Talvez a tenha matado mesmo durante um pesadelo, pesadelos como naquele dia da emboscada, as balas das metralhadoras esfacelando a grota e os homens. Acordava dando socos na cama. Poderia ter pegado uma faca durante o pesadelo e esfaqueado a mulher achando que era um soldado. Não se lembrava de tal coisa, mas o oficial de justiça faria o que manda a lei. A falta de memória era o fator de dúvida. Sendo verdade ou não, não tinha como provar inocência. Decidiu que melhor era fugir. A porta seria arrombada e não podia perder tempo.

Saltou da cama procurou pelas calças, mas não encontrou. Mesmo com a roupa de baixo, pulou a janela dos fundos e evadiu-se pela mata. Amanhecia e foi fácil seguir o rumo norte. Caminhou algum tempo pela mata. Precisava afastar-se da cidade. Voltar a fazenda não era uma boa opção, com certeza, mais cedo ou mais tarde, a polícia iria procurá-lo lá.
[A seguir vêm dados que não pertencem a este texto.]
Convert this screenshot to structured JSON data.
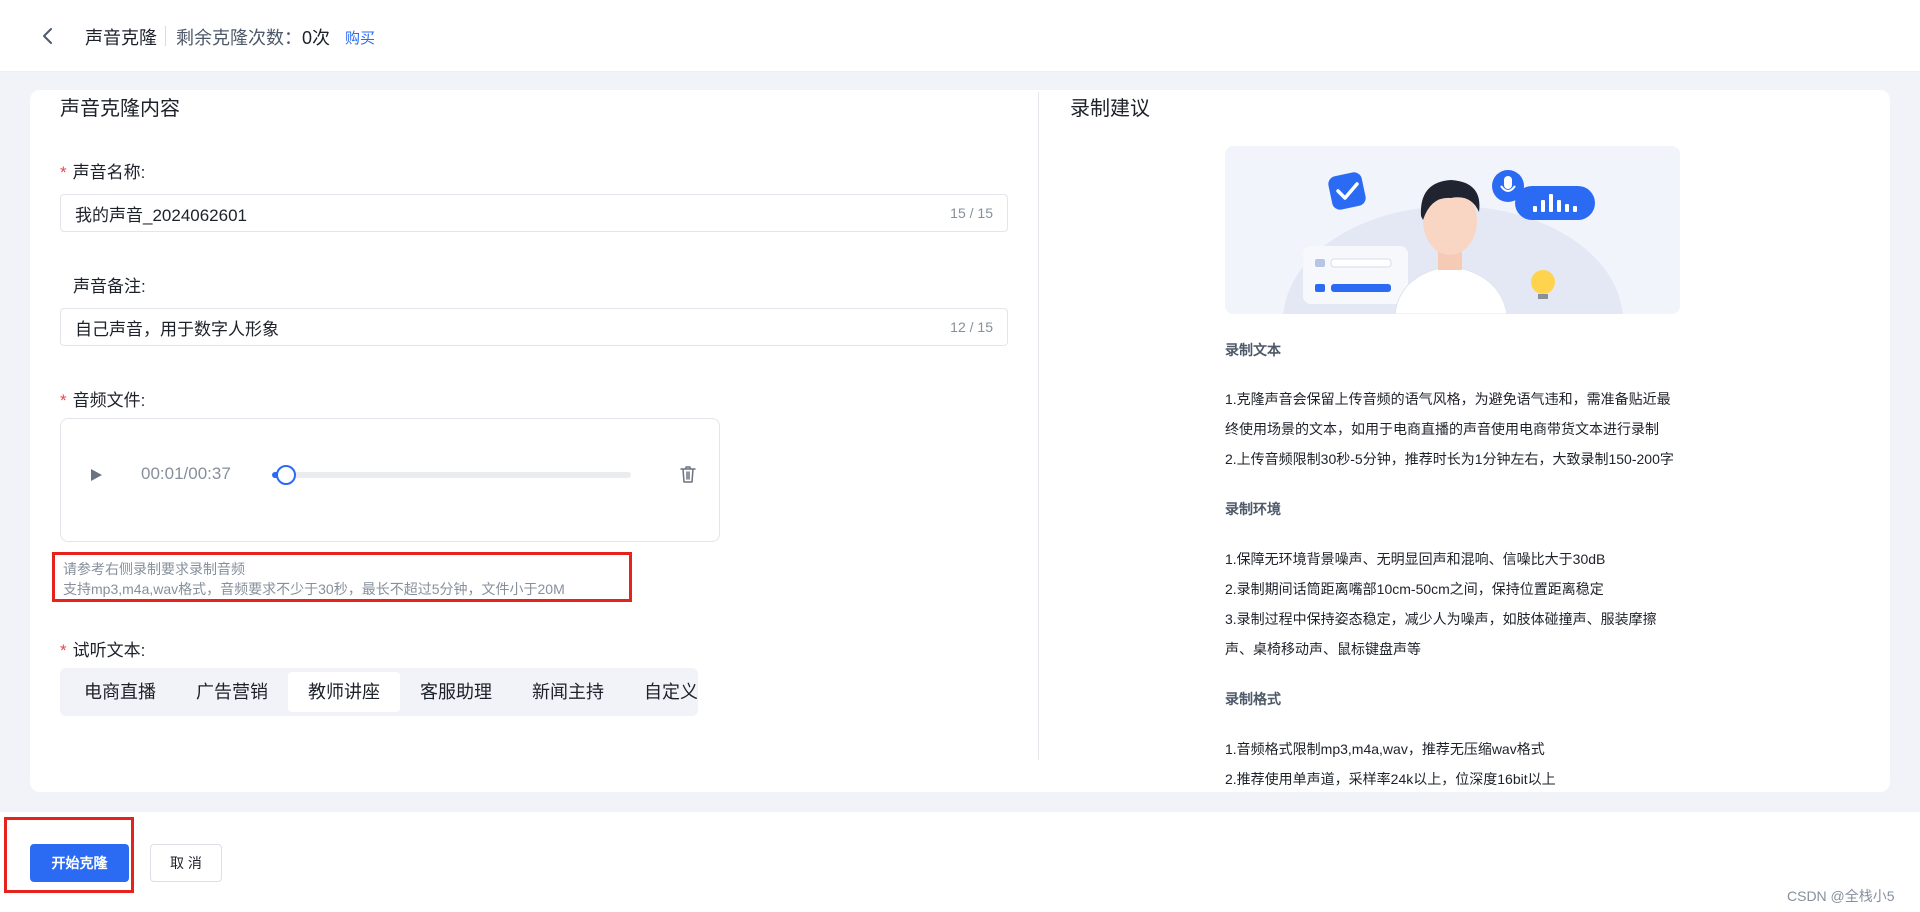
{
  "header": {
    "title": "声音克隆",
    "remain_label": "剩余克隆次数：",
    "remain_value": "0次",
    "buy_link": "购买"
  },
  "form": {
    "section_title": "声音克隆内容",
    "name_label": "声音名称:",
    "name_value": "我的声音_2024062601",
    "name_count": "15 / 15",
    "note_label": "声音备注:",
    "note_value": "自己声音，用于数字人形象",
    "note_count": "12 / 15",
    "audio_label": "音频文件:",
    "audio": {
      "time": "00:01/00:37",
      "progress": 0.027
    },
    "hint_line1": "请参考右侧录制要求录制音频",
    "hint_line2": "支持mp3,m4a,wav格式，音频要求不少于30秒，最长不超过5分钟，文件小于20M",
    "preview_label": "试听文本:",
    "tabs": [
      {
        "label": "电商直播",
        "active": false
      },
      {
        "label": "广告营销",
        "active": false
      },
      {
        "label": "教师讲座",
        "active": true
      },
      {
        "label": "客服助理",
        "active": false
      },
      {
        "label": "新闻主持",
        "active": false
      },
      {
        "label": "自定义",
        "active": false
      }
    ]
  },
  "tips": {
    "section_title": "录制建议",
    "text_heading": "录制文本",
    "text_1a": "1.克隆声音会保留上传音频的语气风格，为避免语气违和，需准备贴近最",
    "text_1b": "终使用场景的文本，如用于电商直播的声音使用电商带货文本进行录制",
    "text_2": "2.上传音频限制30秒-5分钟，推荐时长为1分钟左右，大致录制150-200字",
    "env_heading": "录制环境",
    "env_1": "1.保障无环境背景噪声、无明显回声和混响、信噪比大于30dB",
    "env_2": "2.录制期间话筒距离嘴部10cm-50cm之间，保持位置距离稳定",
    "env_3a": "3.录制过程中保持姿态稳定，减少人为噪声，如肢体碰撞声、服装摩擦",
    "env_3b": "声、桌椅移动声、鼠标键盘声等",
    "format_heading": "录制格式",
    "format_1": "1.音频格式限制mp3,m4a,wav，推荐无压缩wav格式",
    "format_2": "2.推荐使用单声道，采样率24k以上，位深度16bit以上"
  },
  "footer": {
    "start_button": "开始克隆",
    "cancel_button": "取 消"
  },
  "watermark": "CSDN @全栈小5",
  "colors": {
    "accent": "#2b6bf3",
    "required": "#e5484d",
    "highlight": "#e5231c"
  }
}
Jonas acreditava em uma força invisível que comandava o destino das pessoas, coisas que aconteciam, às vezes para o bem, outras para o mal. Chegando numa estrada, estacou ao ver um vulto recostado no tronco de uma árvore.

As roupas pretas e o crucifixo indicavam ser um religioso sentado no chão, a cabeça pendida sobre o peito. Parecia estar dormindo, mas havia algo estranho com o homem. Aproximou-se sem fazer ruído. Ao lado, um burro pastava placidamente, ainda carregando o alforje do religioso. O rosto do padre estava cinzento, os lábios roxos. Jonas tocou no ombro dele, depois sacudiu-o, sem que ele desse sinal de vida. Por fim auscultou o peito dele e não ouviu as batidas do coração. O padre estava morto. Procurando documentos nos bolsos da batina, encontrou uma licença dada pela Ordem dos Jesuítas para o padre Anselmo de Moura, exercer atividades missionárias na Vila do Carijó. Com mandato de embarcar na barca que esteja partindo para o povoado de Bom Sucesso, às custas da Ordem Religiosa Companhia de Jesus.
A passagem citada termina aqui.